Teams of good engineers don’t reject blockchain because they aren’t Web3 believers. They reject blockchain by posing a set of simple questions which don’t depend on Solidity or gas prices.
- Is trust or data sharing the problem? If all parties already trust a single operator — whether it be a bank, a hospital network, or a logistics company — an adequately engineered API can do the trick for substantially less money than a distributed ledger.
- Who will pay if there is an error? Immutability of smart contracts is one of their strengths for tamper-proof settlement and one of their weaknesses when business logic needs to be corrected.
- Does it decentralize participation or just the data? Running a private chain managed by a single company isn’t substantively different from running a regular server, except it costs more and is harder to query.
Of course, the two incidents that still come up more often than anything else in this conversation are the DAO exploit and the Ronin bridge breach. And neither of them had problems because of vulnerabilities in the contracts. On the contrary, they did precisely what they had been written to do.
In practice, teams that ask these kinds of questions in advance kill off quite a lot of proposed blockchain use cases even before they write any code, not because of a flaw in the technology but because the traditional backend does the job.
Where Web3 Discovery Really Takes Place
That’s when the team earns its stripes as a technical partner. Teams offering web3 development as one of many services as opposed to being exclusively web3 developers typically begin with a discovery phase.
It includes understanding of trust assumptions, the anticipated transaction volume, regulatory compliance, and a plan for a hard fork of the chain if that becomes necessary. After that comes a proposal for contract architecture. Occasionally, it includes a suggestion to avoid using blockchain.
That sequence is worth more than any single technical decision. A team whose business is selling blockchain development will find ways to justify the need for blockchain development. A team that builds on different stacks doesn’t have that kind of incentive, so its recommendations carry more weight.

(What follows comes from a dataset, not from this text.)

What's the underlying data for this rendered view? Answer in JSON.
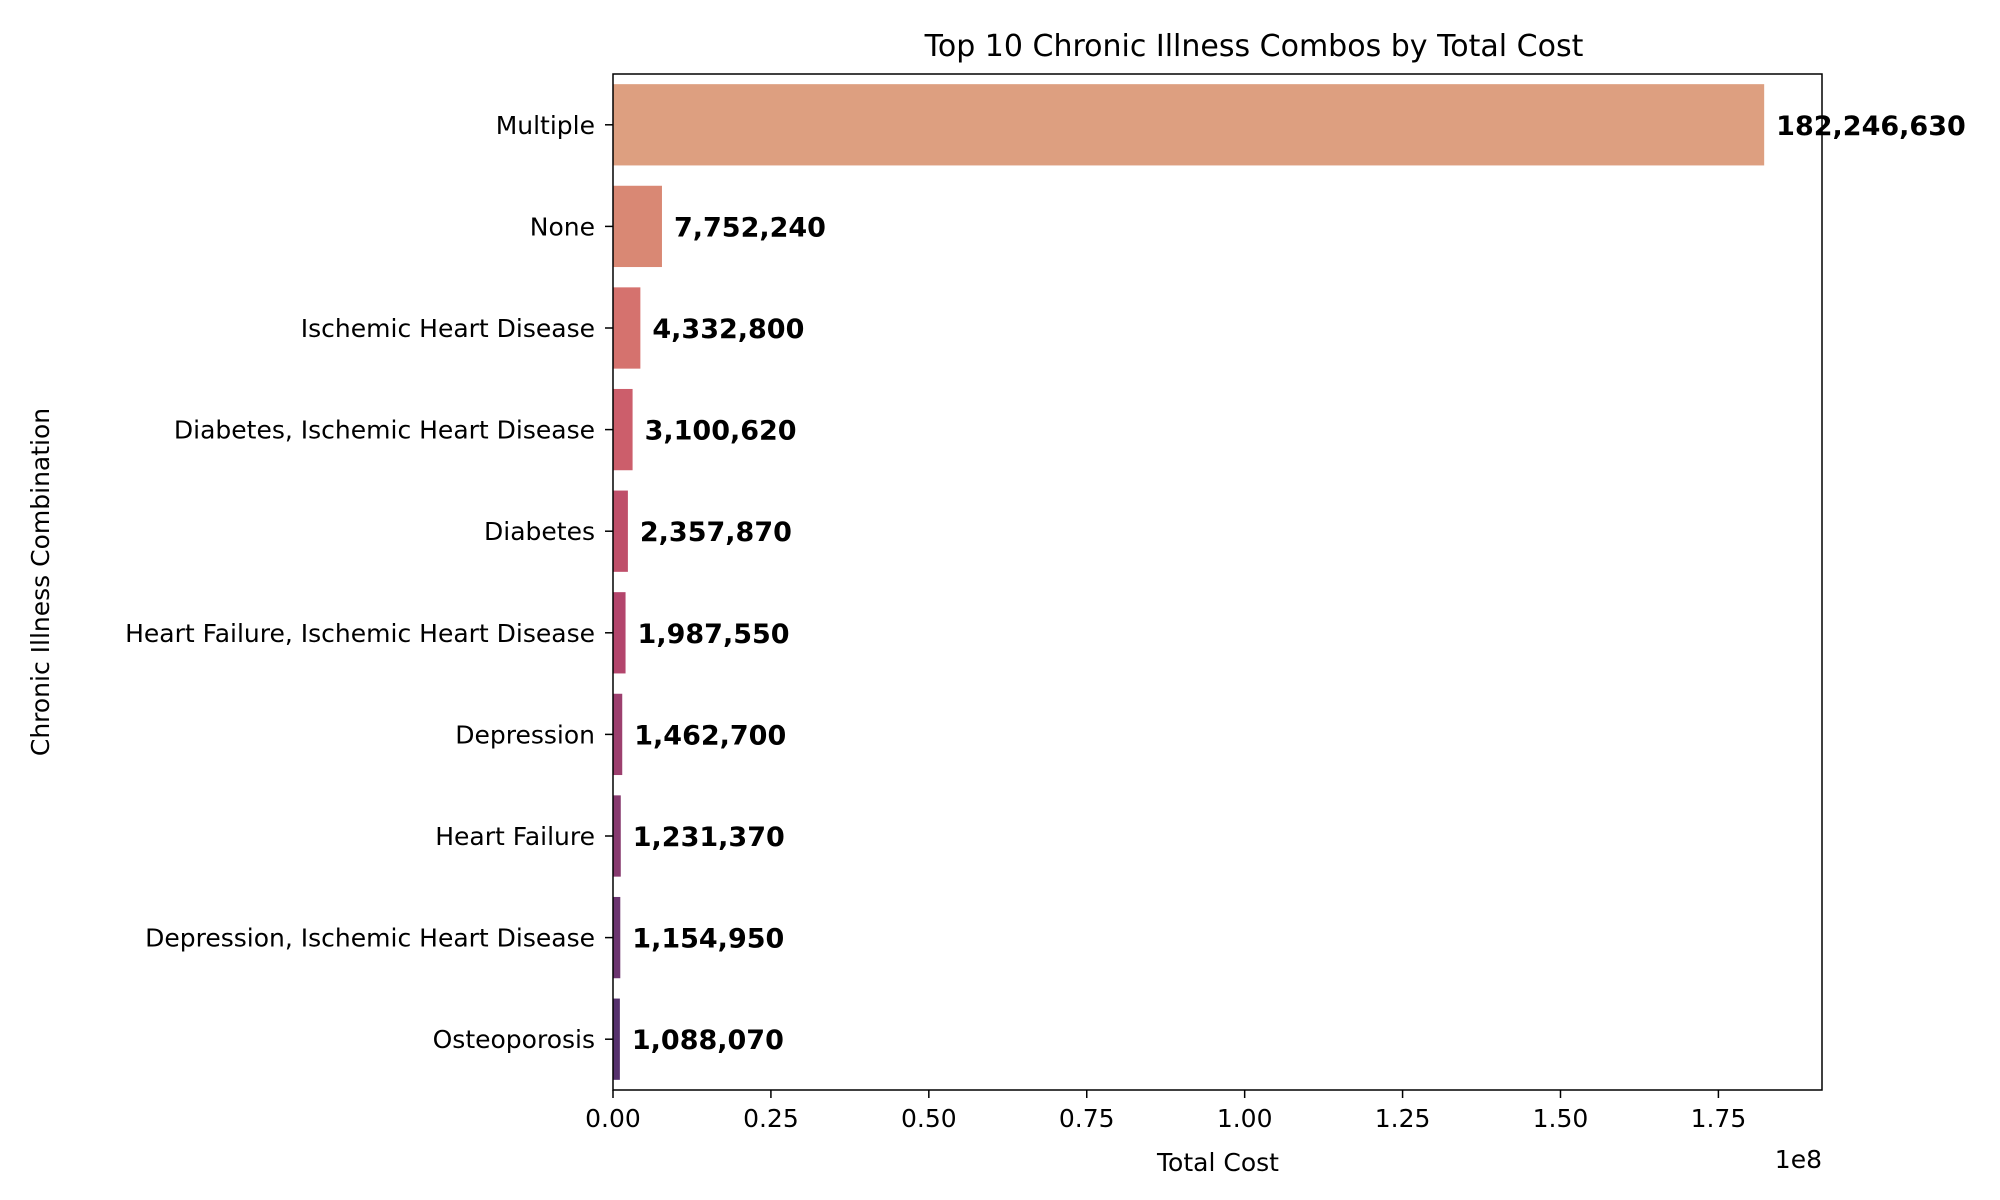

The Cost of Saying Yes Too Quickly
An audit of smart contracts regularly costs tens of thousands of dollars and takes weeks. Every third-party module that the contract relies upon, whether it be an oracle, a bridge, a token standard, etc., expands the attack surface.
A vulnerability that could be fixed in a day in a regular web application requires a governance vote, a token migration, or a public announcement that the funds are frozen. None of that is a reason to avoid blockchain development altogether.
But it is a good reason to approach “should it be on-chain” as a Web3 engineering question with financial consequences, not as a checklist item. And teams that have developed production smart contracts know about that price all too well because they paid for the audit, waited for it, and saw the launch date slip because of it.
Maintenance is not just a concern of the pre-launch period. Each upgrade of a contract-based system involves another round of auditing, and each integration raises the question of possible security issues. A conventional backend can survive a rushed patch. A live contract can’t.
A Simple Web3 Framework
Three questions tend to cut through the noise before adding a blockchain component to the project:
- Is it a problem of trust? Does a signed log from a trusted operator solve it, or do participants need to verify state without trusting anyone?
- Coordination cost. Is the cost of consensus, gas, and validator infrastructure less than the coordination problem it’s supposed to solve?
- Is it reversible? How much is the correction of the logic on day one going to cost, and who will pay for that?
And if the answer is that the problem can be solved by a conventional database with strict access controls, that’s not an engineering failure. This is an adequate solution.
The Conclusion
The blockchain industry was rewarding teams for saying yes for too many years. The next phase of that industry will reward teams who are able to say no and back it up with a viable alternative.
That is less sexy than launching a token. But it is the kind of narrative that guarantees that the client’s system will be up and running for many years ahead.